How much context should we use?

If we set a budget for sessions than we can use that to put a cap on the number of input tokens.

Lets assume we want to spend ~ $.01 on input tokens per session. This suggests we should use ~3333 input tokens per session.

If we assume ~6 completions per session then we should use a max of ~555 input tokens per completion.

We currently limit the context based on characters to 16000 which should be ~8000 tokens (assuming 1 token = 2 characters)

num_generate_traces with outliers

A cell with a really high number of completions (e.g. 24) is likely to be a cell that a user spends a long time writing. For me at least, these cells tend to correspond to cells where I’m writing exposition and not necessarily expressing intents that should be turned into commands. So in the future we might want to consider how to detect this and limit completion generation in those calls.

Less Tokens -> More completions

Right now our algorithm for deciding when to initiate a new completion in a session is pretty simple. If the cell contents have changed then we generate a new completion as soon as the current running completion finishes. Reducing input tokens will likely make generations faster. So by reducing input tokens we might increase the average number of completions per session which might offset some of the cost reductions due to fewer input tokens.

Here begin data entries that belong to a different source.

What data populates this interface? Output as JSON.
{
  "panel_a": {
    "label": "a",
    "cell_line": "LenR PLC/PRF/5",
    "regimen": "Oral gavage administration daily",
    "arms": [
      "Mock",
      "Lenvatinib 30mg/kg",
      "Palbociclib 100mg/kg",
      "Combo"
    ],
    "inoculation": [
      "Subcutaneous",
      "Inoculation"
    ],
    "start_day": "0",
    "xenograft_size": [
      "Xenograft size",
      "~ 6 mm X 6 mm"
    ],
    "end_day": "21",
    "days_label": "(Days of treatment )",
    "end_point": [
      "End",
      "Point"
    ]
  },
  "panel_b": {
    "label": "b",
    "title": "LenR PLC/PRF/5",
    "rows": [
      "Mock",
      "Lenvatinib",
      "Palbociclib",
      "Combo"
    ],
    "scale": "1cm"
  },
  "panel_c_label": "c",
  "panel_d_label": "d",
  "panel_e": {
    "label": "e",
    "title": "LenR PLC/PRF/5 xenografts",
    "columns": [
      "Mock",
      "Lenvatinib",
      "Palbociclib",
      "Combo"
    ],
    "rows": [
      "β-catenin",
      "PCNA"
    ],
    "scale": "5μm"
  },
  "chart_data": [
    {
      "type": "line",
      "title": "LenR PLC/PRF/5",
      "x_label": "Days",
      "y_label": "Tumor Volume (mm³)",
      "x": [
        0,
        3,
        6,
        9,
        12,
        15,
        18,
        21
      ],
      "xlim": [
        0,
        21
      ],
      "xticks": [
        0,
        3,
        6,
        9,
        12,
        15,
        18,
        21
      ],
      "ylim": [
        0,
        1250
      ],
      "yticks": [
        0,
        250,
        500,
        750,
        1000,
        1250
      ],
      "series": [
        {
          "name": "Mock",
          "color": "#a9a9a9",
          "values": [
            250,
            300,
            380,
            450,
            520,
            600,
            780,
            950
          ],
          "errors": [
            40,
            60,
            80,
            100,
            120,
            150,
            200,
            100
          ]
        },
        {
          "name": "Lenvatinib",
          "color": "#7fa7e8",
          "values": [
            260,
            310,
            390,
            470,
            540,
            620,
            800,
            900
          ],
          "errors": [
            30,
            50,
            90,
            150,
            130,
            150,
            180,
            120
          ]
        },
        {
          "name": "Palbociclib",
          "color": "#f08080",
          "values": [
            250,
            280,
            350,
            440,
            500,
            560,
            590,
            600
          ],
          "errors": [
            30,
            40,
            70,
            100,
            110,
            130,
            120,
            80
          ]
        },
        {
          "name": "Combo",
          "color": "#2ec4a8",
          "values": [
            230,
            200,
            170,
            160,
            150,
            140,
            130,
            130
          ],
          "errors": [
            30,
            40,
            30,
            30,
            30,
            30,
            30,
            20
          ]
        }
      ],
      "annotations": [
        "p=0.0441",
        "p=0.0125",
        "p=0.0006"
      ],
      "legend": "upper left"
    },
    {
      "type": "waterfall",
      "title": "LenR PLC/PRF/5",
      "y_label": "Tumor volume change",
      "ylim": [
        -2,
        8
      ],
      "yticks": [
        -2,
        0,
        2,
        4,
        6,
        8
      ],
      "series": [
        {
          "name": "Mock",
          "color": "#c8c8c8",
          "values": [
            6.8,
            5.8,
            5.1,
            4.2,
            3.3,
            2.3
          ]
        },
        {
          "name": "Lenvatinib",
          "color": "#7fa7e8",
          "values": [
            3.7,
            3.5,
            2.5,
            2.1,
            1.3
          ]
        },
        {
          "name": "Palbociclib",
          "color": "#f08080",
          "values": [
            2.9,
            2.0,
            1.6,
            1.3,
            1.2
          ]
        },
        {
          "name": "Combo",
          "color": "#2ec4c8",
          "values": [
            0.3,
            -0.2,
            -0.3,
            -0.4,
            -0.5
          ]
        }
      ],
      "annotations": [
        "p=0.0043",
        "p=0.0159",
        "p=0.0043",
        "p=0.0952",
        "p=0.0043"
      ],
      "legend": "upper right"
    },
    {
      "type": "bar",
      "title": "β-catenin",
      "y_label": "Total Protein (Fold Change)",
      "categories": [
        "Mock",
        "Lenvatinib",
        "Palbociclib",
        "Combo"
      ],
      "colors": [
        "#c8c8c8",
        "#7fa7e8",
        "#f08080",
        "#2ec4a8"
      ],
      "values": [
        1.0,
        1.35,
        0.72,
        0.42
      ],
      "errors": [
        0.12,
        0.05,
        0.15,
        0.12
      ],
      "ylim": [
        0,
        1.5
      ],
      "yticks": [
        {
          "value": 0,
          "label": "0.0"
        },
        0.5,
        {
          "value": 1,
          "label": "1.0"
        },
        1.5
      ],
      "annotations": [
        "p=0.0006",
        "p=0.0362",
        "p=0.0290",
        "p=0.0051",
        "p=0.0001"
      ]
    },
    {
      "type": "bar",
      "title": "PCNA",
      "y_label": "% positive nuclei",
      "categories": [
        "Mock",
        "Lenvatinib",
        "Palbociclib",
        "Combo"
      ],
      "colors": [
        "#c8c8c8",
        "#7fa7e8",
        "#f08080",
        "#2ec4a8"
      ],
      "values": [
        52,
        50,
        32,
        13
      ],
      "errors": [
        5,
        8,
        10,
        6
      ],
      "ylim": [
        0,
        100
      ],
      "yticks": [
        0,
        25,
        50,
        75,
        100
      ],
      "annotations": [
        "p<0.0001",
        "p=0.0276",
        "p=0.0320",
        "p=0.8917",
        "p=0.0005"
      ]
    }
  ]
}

Appendix: Curious Result - Number Of Session Starts

In the course of this analysis I observed the surprising result that the number of session starts is higher than the number StreamGenerate events.

We can use logs to count the number of events in a 14 day window.

Event TypeCount
Session Start792
Agent.StreamGenerate332
Agent.Generate1487

I’m surprised that the number of Session Start events is higher than the number of Agent.StreamEvents. I would have expected Agent.StreamGenerate to be higher than Session Start since for a given session the stream might be recreated multiple times (e.g. due to timeouts). A SessionStart is reported when the active text editor changes. A stream should be created when the cell contents change. So the data implies that we switch the active text editor without changing the cell contents.

The number of Agent.Generate events is ~4.5x higher than Agent.StreamGenerate. This means on average we do at least 4.5 completions per session. However, a session could consist of multiple StreamGenerate requests because the stream can be interrupted and restarted; e.g. because of timeouts.